The overwhelming feeling, meanwhile, is one of decay, of putrefaction, of a social order in the throes of a wasting disease with extravagant symptoms. Over large parts of India, as the bitter joke goes, true communism has been established: the State has withered away, mere anarchy prevails. Cynicism is rampant – the product, and also the enabling condition, of a corruption that is terrifyingly widespread: ‘terrifying’, because we are fast approaching a condition in which it will no longer be possible to think of it as an aberration, a dysfunction: it will, if it hasn’t already, become the system. It is important to grasp the systemic nature of this development, its pernicious grafting of the traditional kinds of exploitation upon the newer possibilities afforded by the unique combination of capitalism and socialism, feudalism and democracy, which is India’s chosen road to adequacy if not utopia.

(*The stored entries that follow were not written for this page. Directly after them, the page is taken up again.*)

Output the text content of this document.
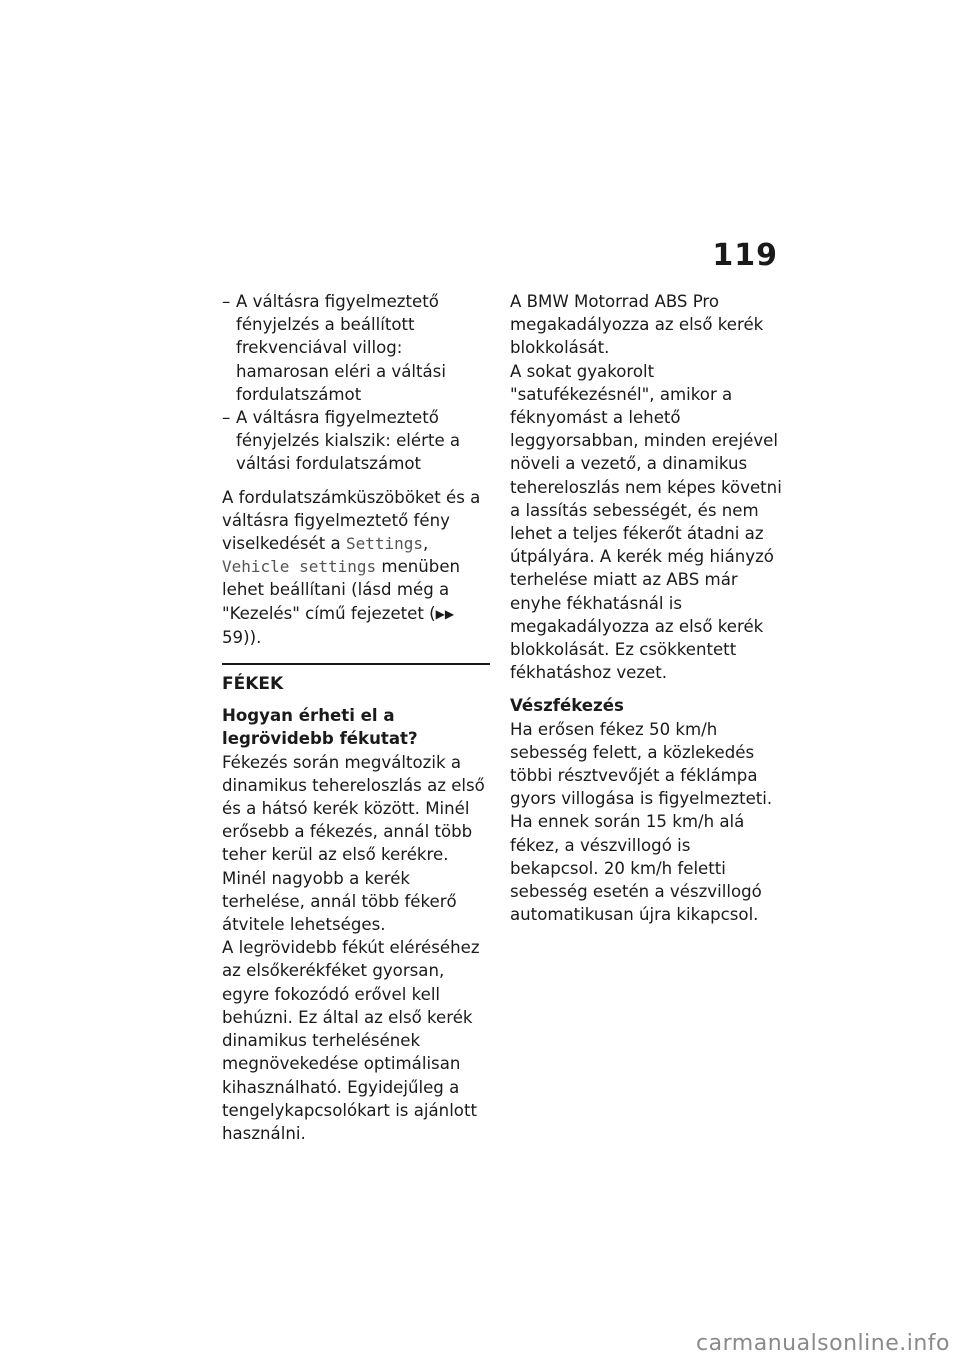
119
– A váltásra figyelmeztető fényjelzés a beállított frekvenciával villog: hamarosan eléri a váltási fordulatszámot
– A váltásra figyelmeztető fényjelzés kialszik: elérte a váltási fordulatszámot

A fordulatszámküszöböket és a váltásra figyelmeztető fény viselkedését a Settings, Vehicle settings menüben lehet beállítani (lásd még a "Kezelés" című fejezetet (▶▶ 59)).

FÉKEK

Hogyan érheti el a legrövidebb fékutat?

Fékezés során megváltozik a dinamikus tehereloszlás az első és a hátsó kerék között. Minél erősebb a fékezés, annál több teher kerül az első kerékre. Minél nagyobb a kerék terhelése, annál több fékerő átvitele lehetséges.

A legrövidebb fékút eléréséhez az elsőkerékféket gyorsan, egyre fokozódó erővel kell behúzni. Ez által az első kerék dinamikus terhelésének megnövekedése optimálisan kihasználható. Egyidejűleg a tengelykapcsolókart is ajánlott használni.

A BMW Motorrad ABS Pro megakadályozza az első kerék blokkolását.

A sokat gyakorolt "satufékezésnél", amikor a féknyomást a lehető leggyorsabban, minden erejével növeli a vezető, a dinamikus tehereloszlás nem képes követni a lassítás sebességét, és nem lehet a teljes fékerőt átadni az útpályára. A kerék még hiányzó terhelése miatt az ABS már enyhe fékhatásnál is megakadályozza az első kerék blokkolását. Ez csökkentett fékhatáshoz vezet.

Vészfékezés

Ha erősen fékez 50 km/h sebesség felett, a közlekedés többi résztvevőjét a féklámpa gyors villogása is figyelmezteti.

Ha ennek során 15 km/h alá fékez, a vészvillogó is bekapcsol. 20 km/h feletti sebesség esetén a vészvillogó automatikusan újra kikapcsol.

carmanualsonline.info
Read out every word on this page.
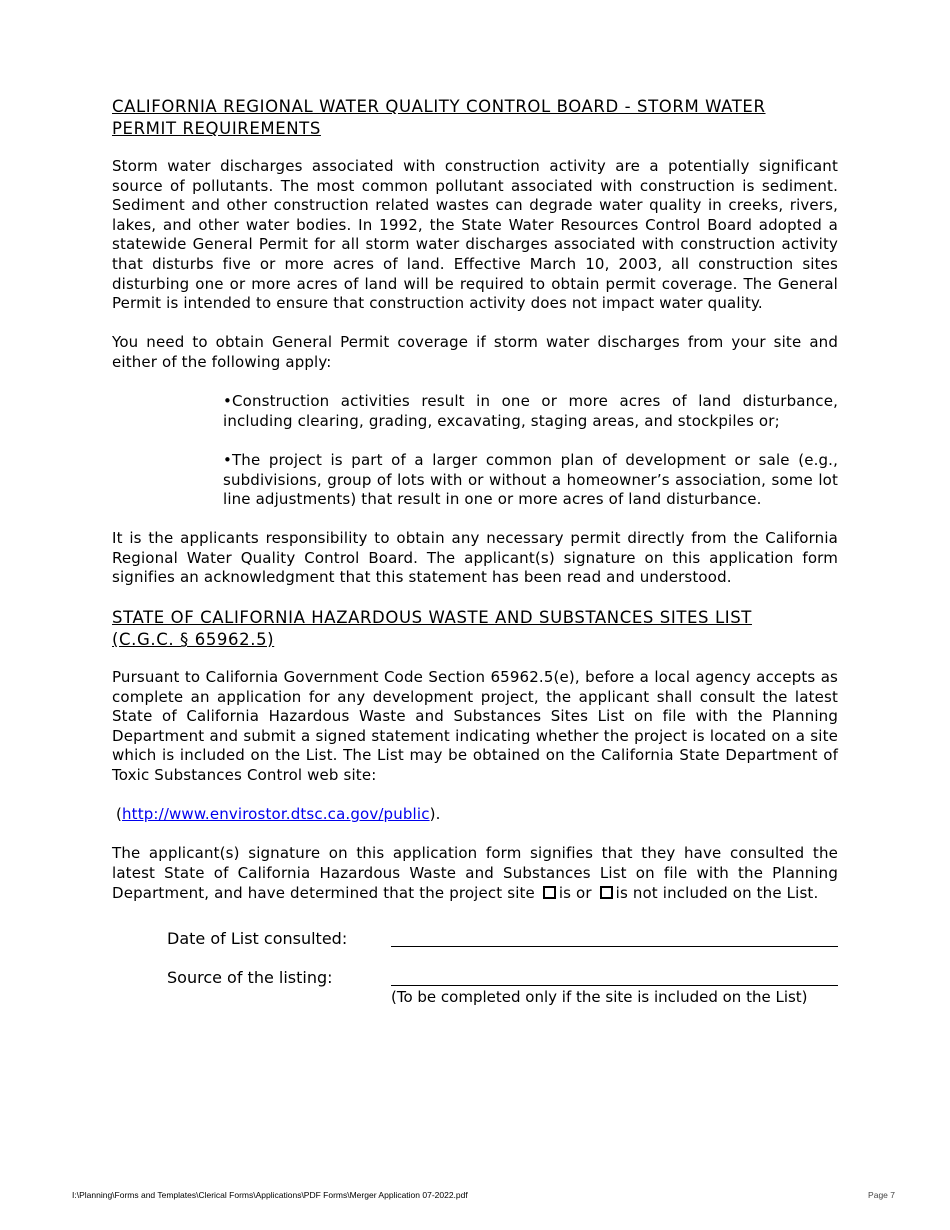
CALIFORNIA REGIONAL WATER QUALITY CONTROL BOARD - STORM WATER
PERMIT REQUIREMENTS

Storm water discharges associated with construction activity are a potentially significant source of pollutants. The most common pollutant associated with construction is sediment. Sediment and other construction related wastes can degrade water quality in creeks, rivers, lakes, and other water bodies. In 1992, the State Water Resources Control Board adopted a statewide General Permit for all storm water discharges associated with construction activity that disturbs five or more acres of land. Effective March 10, 2003, all construction sites disturbing one or more acres of land will be required to obtain permit coverage. The General Permit is intended to ensure that construction activity does not impact water quality.

You need to obtain General Permit coverage if storm water discharges from your site and either of the following apply:

•Construction activities result in one or more acres of land disturbance, including clearing, grading, excavating, staging areas, and stockpiles or;

•The project is part of a larger common plan of development or sale (e.g., subdivisions, group of lots with or without a homeowner’s association, some lot line adjustments) that result in one or more acres of land disturbance.

It is the applicants responsibility to obtain any necessary permit directly from the California Regional Water Quality Control Board. The applicant(s) signature on this application form signifies an acknowledgment that this statement has been read and understood.

STATE OF CALIFORNIA HAZARDOUS WASTE AND SUBSTANCES SITES LIST
(C.G.C. § 65962.5)

Pursuant to California Government Code Section 65962.5(e), before a local agency accepts as complete an application for any development project, the applicant shall consult the latest State of California Hazardous Waste and Substances Sites List on file with the Planning Department and submit a signed statement indicating whether the project is located on a site which is included on the List. The List may be obtained on the California State Department of Toxic Substances Control web site:

(http://www.envirostor.dtsc.ca.gov/public).

The applicant(s) signature on this application form signifies that they have consulted the latest State of California Hazardous Waste and Substances List on file with the Planning Department, and have determined that the project site is or is not included on the List.

Date of List consulted:
Source of the listing:
(To be completed only if the site is included on the List)
I:\Planning\Forms and Templates\Clerical Forms\Applications\PDF Forms\Merger Application 07-2022.pdf	Page 7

It is tempting to blame the fabricators, the dreamers of this strategy of development, which seeks all at once to preserve and conserve, to modify and radically alter, to make available the benefits of capitalism and socialism, of democracy and social regulation, which attempts to reform an entrenched and unjust social order without incurring the inescapable costs of social upheaval. After all, it is their crazy maps, their erratic compasses, which have brought us to this wilderness of sorrow. However, it would be unfair to credit them, many of them worthy and honourable and even humane men, with such prescient malignity. Even so, looking at India today, it is difficult not to feel that this childish attempt to have everything that was on offer was fatally marked by a naive eclecticism. The ‘soft’ state of Gunnar Myrdal’s famous description in Asian Drama is, in practice, a state that tolerates the persistence of traditional injustice. But a time is coming – has come? – when certain choices will have to be made, some ends preferred, some paths not taken. Like slum-dwellers in the interstices of great metropolises, we must endeavour to construct a habitation out of what is available – sticks and stones, a piece of cardboard, a sheet of plastic.

In much thinking about the evolution of human societies, it has been a common assumption that, like living organisms with auto-immune reflexes, these, too, are capable of generating answers to problems thrown up in the course of their development. Such a comforting assumption – that it will be all right on the night – is built into the Hegelian/Marxian versions of the cunning of reason, as also into Whig/evolutionary readings of history. However, on looking at societies such as India’s one is forced to question this optimism. The anarchic condition of India today, riven by futile, murderous discords, fracturing into tyrannical fiefdoms, is, for instance, a recognisable throwback to its pre-colonial condition, between the disintegration of the Mughal Empire and the establishment of the Pax Brittanica. Its traumatic history demands to be characterised, not so much as a progression, but rather as a kind of helpless oscillation around a point of unbearable stasis. Unhappy the land, wrote Brecht, that is in need of heroes. Well, unhappy it is – not least because it has too many heroes, and a heroine who is now rapidly, inevitably, being absorbed into myth. Enter Rajiv.